Having lost her husband’s handsome income—he had been a solicitor, before enlisting in Lansdowne Road with his rugby team-mates in a Pals Battalion—Mrs Cunningham has been forced to rent out the ground floor of the house that she and her husband had bought before the war. To supplement this meagre income the woman keeps hens and sells the eggs to local shops and neighbours, takes in ironing and laundry and makes dresses to order with her mother-in-law and ten-year-old daughter as helpmates.
‘You’ve not missed much, from what I read in the papers,’ O’Keefe says.
‘I’ve enough drama in my life with those two, Mr O’Keefe, sure.’
He laughs. ‘These two lads? I don’t believe it for a minute.’
‘You’ve been warned, sir. I’ll leave you to it. Boys, leave the poor man alone now.’
‘They’re grand, Mrs Cunningham. And I’ll be up shortly with last week’s rent. I feel rotten being so late. I was laid up … ill.’
‘Sure, take your time, Mr O’Keefe. I’ve always known you were good for it. You’re well now, I hope?’
Unconsciously, he touches the back of his head. ‘Never better,’ he says.
The rear kitchen door, next to the window out of which her mother is leaning, opens, and the oldest of the Cunningham children, a daughter, skips down the steps into the garden.
‘Are you watching our show, Mr O’Keefe?’ she asks.
‘I am, of course, Ella. I wouldn’t miss it.’
Smiling, the widow says, ‘A short show, you lot. And then in and leave Mr O’Keefe in peace.’
The show has a pirate theme, O’Keefe suspects, though is not entirely certain. The two boys have swords made with slats from a packing crate—at one stage O’Keefe is forced to stop proceedings to remove a nail protruding from one of the swords—and Ella Cunningham sings Green Grows the Rushes, O in a high, sweet voice. When the song finishes, the boys return to scrapping, eventually abandoning their swords, ending up in the dirt, fighting for real until O’Keefe pulls them apart. Her role in the drama complete, Ella makes to go inside. The boys again begin fighting.

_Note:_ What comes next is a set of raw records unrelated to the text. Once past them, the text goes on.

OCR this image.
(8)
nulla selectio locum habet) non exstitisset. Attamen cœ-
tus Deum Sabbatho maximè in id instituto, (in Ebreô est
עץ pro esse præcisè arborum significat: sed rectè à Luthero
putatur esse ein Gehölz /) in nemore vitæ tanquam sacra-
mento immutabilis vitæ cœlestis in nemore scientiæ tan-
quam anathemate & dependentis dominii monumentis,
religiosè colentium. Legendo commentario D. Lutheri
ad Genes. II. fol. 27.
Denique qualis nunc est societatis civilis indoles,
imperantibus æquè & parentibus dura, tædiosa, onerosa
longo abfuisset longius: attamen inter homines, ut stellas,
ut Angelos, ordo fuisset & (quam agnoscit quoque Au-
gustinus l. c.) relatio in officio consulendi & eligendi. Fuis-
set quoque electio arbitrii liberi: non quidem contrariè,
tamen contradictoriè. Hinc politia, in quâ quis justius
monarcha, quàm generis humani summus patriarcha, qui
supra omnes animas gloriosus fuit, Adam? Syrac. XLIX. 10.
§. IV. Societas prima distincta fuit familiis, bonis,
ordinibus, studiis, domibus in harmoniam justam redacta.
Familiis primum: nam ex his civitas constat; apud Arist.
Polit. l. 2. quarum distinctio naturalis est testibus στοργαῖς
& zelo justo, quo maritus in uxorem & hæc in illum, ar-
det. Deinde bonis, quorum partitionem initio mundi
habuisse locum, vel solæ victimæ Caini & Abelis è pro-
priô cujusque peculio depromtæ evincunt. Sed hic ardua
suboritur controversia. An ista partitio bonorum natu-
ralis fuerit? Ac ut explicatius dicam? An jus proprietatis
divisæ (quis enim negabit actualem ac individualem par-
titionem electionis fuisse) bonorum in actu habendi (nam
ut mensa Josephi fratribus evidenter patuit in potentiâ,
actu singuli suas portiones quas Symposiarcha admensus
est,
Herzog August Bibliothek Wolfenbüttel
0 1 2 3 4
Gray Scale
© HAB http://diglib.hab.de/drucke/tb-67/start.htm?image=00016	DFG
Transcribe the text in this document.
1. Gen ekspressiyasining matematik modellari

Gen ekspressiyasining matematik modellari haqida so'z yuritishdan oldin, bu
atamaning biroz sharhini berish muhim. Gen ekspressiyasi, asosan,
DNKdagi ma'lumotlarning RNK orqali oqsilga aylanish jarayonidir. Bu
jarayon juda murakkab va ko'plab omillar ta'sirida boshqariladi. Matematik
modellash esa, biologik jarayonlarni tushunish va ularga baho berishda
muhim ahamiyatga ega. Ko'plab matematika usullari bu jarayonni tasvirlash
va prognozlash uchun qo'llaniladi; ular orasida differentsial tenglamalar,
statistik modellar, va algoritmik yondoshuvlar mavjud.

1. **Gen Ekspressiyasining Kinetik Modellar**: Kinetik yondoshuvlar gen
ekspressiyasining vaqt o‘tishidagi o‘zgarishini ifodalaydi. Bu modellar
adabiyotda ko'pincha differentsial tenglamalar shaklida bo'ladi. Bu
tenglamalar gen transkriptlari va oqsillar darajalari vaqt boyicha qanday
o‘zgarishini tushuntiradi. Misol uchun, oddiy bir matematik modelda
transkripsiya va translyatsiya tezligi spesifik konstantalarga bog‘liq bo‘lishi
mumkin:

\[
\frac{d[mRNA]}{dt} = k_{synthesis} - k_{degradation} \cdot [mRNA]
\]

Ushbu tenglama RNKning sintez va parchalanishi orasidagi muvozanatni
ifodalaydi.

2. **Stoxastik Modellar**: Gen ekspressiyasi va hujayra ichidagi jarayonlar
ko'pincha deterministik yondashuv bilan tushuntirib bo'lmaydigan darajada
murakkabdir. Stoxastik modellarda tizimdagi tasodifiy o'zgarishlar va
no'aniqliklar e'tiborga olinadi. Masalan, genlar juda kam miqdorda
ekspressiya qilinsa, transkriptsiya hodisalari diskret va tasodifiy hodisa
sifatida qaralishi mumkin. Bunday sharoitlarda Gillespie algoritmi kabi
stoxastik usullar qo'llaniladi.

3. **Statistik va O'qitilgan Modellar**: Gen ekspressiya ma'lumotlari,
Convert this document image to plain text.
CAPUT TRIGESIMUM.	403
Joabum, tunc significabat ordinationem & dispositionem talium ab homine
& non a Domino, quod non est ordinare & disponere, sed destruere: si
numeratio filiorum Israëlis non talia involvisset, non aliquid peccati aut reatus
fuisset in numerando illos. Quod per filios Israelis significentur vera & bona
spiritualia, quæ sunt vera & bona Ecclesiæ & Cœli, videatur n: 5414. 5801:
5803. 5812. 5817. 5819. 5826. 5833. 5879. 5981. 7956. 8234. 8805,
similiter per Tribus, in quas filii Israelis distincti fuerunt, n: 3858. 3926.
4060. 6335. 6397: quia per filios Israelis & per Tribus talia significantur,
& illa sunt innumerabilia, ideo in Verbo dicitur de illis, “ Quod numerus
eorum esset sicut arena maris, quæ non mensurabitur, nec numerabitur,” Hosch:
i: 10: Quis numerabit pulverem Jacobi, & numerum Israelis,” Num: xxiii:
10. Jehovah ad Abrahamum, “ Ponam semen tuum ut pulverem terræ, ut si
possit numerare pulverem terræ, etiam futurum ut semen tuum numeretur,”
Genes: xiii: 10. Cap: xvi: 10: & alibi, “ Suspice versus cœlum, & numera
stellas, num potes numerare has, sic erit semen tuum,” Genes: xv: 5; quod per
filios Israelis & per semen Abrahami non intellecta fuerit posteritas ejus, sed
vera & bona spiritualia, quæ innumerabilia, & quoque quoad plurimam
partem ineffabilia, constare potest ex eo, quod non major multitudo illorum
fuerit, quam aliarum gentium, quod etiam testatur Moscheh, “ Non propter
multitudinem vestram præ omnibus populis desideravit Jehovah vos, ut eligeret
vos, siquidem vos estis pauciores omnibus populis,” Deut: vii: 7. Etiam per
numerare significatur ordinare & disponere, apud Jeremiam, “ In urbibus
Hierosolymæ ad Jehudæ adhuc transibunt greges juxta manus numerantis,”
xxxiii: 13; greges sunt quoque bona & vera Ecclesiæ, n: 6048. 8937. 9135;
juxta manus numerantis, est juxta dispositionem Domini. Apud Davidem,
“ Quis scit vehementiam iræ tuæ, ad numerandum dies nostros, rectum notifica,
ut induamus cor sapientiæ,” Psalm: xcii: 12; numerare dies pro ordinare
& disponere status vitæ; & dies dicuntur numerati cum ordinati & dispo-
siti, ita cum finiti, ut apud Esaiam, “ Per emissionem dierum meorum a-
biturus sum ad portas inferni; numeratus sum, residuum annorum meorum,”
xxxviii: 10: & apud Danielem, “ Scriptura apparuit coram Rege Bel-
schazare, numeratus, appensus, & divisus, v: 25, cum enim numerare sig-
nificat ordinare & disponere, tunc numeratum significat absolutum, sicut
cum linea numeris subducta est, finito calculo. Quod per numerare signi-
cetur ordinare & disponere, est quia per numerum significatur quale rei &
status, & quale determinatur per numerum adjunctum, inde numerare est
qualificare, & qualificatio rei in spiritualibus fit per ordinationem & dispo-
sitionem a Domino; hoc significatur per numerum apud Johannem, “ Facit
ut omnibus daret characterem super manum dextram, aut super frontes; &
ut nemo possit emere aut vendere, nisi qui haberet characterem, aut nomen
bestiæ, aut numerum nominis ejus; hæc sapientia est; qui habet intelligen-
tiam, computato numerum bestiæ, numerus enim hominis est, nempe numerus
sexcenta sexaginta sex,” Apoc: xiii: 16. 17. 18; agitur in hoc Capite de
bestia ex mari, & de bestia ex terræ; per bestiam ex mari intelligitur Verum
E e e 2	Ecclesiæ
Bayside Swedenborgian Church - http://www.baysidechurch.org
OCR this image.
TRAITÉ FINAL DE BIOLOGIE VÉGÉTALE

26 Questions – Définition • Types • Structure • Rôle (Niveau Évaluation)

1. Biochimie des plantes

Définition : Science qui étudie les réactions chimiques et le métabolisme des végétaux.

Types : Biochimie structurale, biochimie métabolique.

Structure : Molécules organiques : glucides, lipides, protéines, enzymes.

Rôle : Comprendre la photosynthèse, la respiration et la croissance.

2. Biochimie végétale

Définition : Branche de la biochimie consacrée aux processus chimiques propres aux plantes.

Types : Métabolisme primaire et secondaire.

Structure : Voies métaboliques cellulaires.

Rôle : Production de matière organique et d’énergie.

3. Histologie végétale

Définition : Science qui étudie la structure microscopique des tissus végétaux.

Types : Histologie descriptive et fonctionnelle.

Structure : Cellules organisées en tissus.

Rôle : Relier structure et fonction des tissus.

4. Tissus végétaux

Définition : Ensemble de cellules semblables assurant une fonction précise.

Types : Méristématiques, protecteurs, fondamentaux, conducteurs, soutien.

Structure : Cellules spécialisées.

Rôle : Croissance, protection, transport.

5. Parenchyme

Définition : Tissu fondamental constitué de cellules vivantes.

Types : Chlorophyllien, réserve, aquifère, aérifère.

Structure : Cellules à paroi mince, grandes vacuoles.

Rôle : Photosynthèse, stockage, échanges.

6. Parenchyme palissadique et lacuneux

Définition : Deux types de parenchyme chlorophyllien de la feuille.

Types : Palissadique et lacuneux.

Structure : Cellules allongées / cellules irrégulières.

‘That was a grand show, Ella,’ O’Keefe says. ‘Did you get your share of the ticket sales from your brother?’
For a moment, the girl appears confused before realisation dawns and she goes to the boys and wrenches them apart. ‘Which of you has my penny?’
The youngest lad, Henry, points to his brother. ‘Thomas does!’
The girl clips the older boy around the ear and jams her hand into his pocket, coming out with her spoils. ‘You were going to filch it, you filthy caffler!’ Another clip, the boy crying out this time. She turns now and smiles at O’Keefe.
‘Thank you for the penny, Mr O’Keefe. I sincerely hope you enjoyed the show. We’ll be doing another one tomorrow for you and Mammy. Perhaps you can watch it together?’
O’Keefe smiles at the girl. Ten years old and no flies on her. ‘Well …’
‘Lovely, we’ll let you know what time in the morning. Ta ra!’
O’Keefe laughs and turns to go inside, the poison of his nightmares sluiced away by the manic, belligerent joy of these children. His father’s illness. The job for Ginny Dolan. All gone for the moment. It has been months, he realises, since he has smiled as much as he has in the past half-hour. Sincerely. He is blessed, he thinks, in ways he’d not expected, to have a flat in the Cunningham house.